The counter-propagating Rossby waves Perspective to shear flows

Eyal Heifetz

Department of Geophysical Atmospheric and Planetary Sciences, Tel Aviv University,
Department of Meteorology (MISU), Stockholm University,

Thursday 26th of September 2013 – 10.00 am till 12.00am – Room Nano BM 6204


The concept of Counter-propagating Rossby Waves (CRWs) has been introduced by Bretherton (1966) to explain the basic mechanism of baroclinic instability in the atmosphere. This is the main mechanism which generates cyclones and hence determines the weather in the mid-latitudes. CRWs are vorticity waves which propagate in regions of strong vorticity gradients in a counter-direction to the mean flow (the mid-latitudinal atmospheric jet ).  They interact in a distance by inducing a far velocity field which enables them to be phase-locked in a growing configuration.
In this talk I will try to relate this approach to general shear flow instability and to show how it rationalizes different fundamental aspects of the instability including the necessary conditions for the onset of the instability, and the mechanism of optimal non-normal growth and how it feeds back with nonlinear mixing.
Finally, I will suggest a more general type of modified Rossby-gravity wave instability in the presence of stratification, where the dynamics is formulated solely in terms of vorticity and wave displacement across the shear. I will argue that the latter formulation can be generally applied to various different setups where external forces generate vorticity by exerting torque on the flow.

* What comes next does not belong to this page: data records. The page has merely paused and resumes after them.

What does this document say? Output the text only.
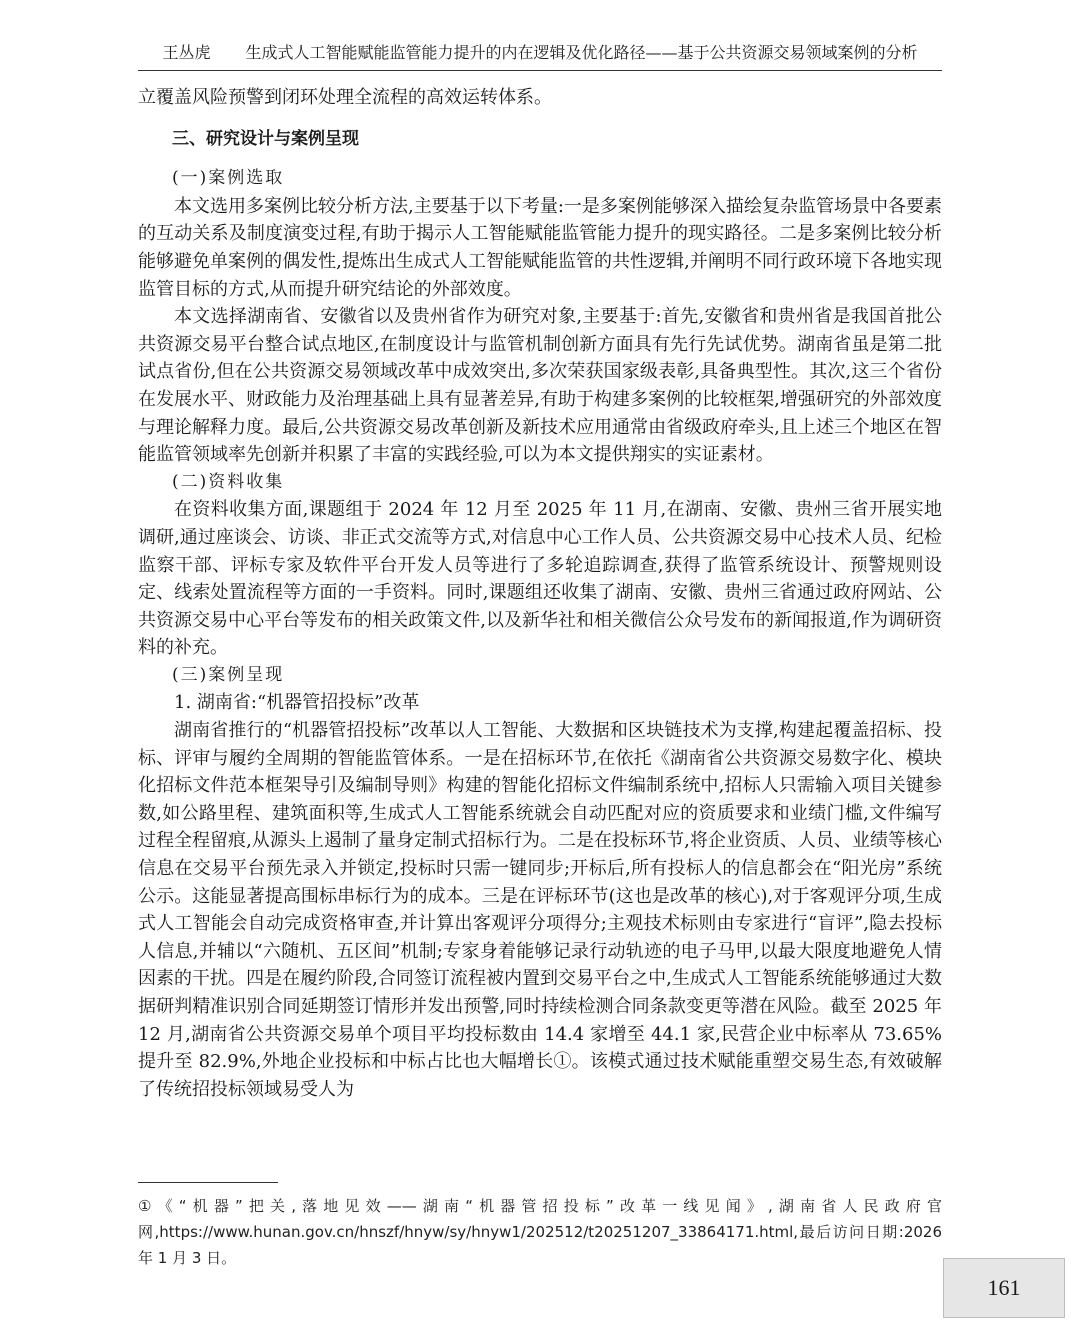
王丛虎 生成式人工智能赋能监管能力提升的内在逻辑及优化路径——基于公共资源交易领域案例的分析

立覆盖风险预警到闭环处理全流程的高效运转体系。

三、研究设计与案例呈现

(一)案例选取

本文选用多案例比较分析方法,主要基于以下考量:一是多案例能够深入描绘复杂监管场景中各要素的互动关系及制度演变过程,有助于揭示人工智能赋能监管能力提升的现实路径。二是多案例比较分析能够避免单案例的偶发性,提炼出生成式人工智能赋能监管的共性逻辑,并阐明不同行政环境下各地实现监管目标的方式,从而提升研究结论的外部效度。

本文选择湖南省、安徽省以及贵州省作为研究对象,主要基于:首先,安徽省和贵州省是我国首批公共资源交易平台整合试点地区,在制度设计与监管机制创新方面具有先行先试优势。湖南省虽是第二批试点省份,但在公共资源交易领域改革中成效突出,多次荣获国家级表彰,具备典型性。其次,这三个省份在发展水平、财政能力及治理基础上具有显著差异,有助于构建多案例的比较框架,增强研究的外部效度与理论解释力度。最后,公共资源交易改革创新及新技术应用通常由省级政府牵头,且上述三个地区在智能监管领域率先创新并积累了丰富的实践经验,可以为本文提供翔实的实证素材。

(二)资料收集

在资料收集方面,课题组于 2024 年 12 月至 2025 年 11 月,在湖南、安徽、贵州三省开展实地调研,通过座谈会、访谈、非正式交流等方式,对信息中心工作人员、公共资源交易中心技术人员、纪检监察干部、评标专家及软件平台开发人员等进行了多轮追踪调查,获得了监管系统设计、预警规则设定、线索处置流程等方面的一手资料。同时,课题组还收集了湖南、安徽、贵州三省通过政府网站、公共资源交易中心平台等发布的相关政策文件,以及新华社和相关微信公众号发布的新闻报道,作为调研资料的补充。

(三)案例呈现

1. 湖南省:“机器管招投标”改革

湖南省推行的“机器管招投标”改革以人工智能、大数据和区块链技术为支撑,构建起覆盖招标、投标、评审与履约全周期的智能监管体系。一是在招标环节,在依托《湖南省公共资源交易数字化、模块化招标文件范本框架导引及编制导则》构建的智能化招标文件编制系统中,招标人只需输入项目关键参数,如公路里程、建筑面积等,生成式人工智能系统就会自动匹配对应的资质要求和业绩门槛,文件编写过程全程留痕,从源头上遏制了量身定制式招标行为。二是在投标环节,将企业资质、人员、业绩等核心信息在交易平台预先录入并锁定,投标时只需一键同步;开标后,所有投标人的信息都会在“阳光房”系统公示。这能显著提高围标串标行为的成本。三是在评标环节(这也是改革的核心),对于客观评分项,生成式人工智能会自动完成资格审查,并计算出客观评分项得分;主观技术标则由专家进行“盲评”,隐去投标人信息,并辅以“六随机、五区间”机制;专家身着能够记录行动轨迹的电子马甲,以最大限度地避免人情因素的干扰。四是在履约阶段,合同签订流程被内置到交易平台之中,生成式人工智能系统能够通过大数据研判精准识别合同延期签订情形并发出预警,同时持续检测合同条款变更等潜在风险。截至 2025 年 12 月,湖南省公共资源交易单个项目平均投标数由 14.4 家增至 44.1 家,民营企业中标率从 73.65%提升至 82.9%,外地企业投标和中标占比也大幅增长①。该模式通过技术赋能重塑交易生态,有效破解了传统招投标领域易受人为

①《“机器”把关,落地见效——湖南“机器管招投标”改革一线见闻》,湖南省人民政府官网,https://www.hunan.gov.cn/hnszf/hnyw/sy/hnyw1/202512/t20251207_33864171.html,最后访问日期:2026 年 1 月 3 日。
161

Eyal Heifetz obtained Bachelors and Masters degree in Geophysics and Planetary Sciences from Tel-Aviv University. In 1998 he finished his Ph.D. also at Tel-Aviv University, whereafter he become a Post Doctorate Research Fellow at Harvard University. In 2001 he returned to Tel-Aviv University first as a lecturer and from 2004 as senior lecturer with tenure. Since 2010 he is an Associate Professor there. 2012-2013 he worked as a Rossby Visiting Fellow at the International Metrological Institute at Stockholm University.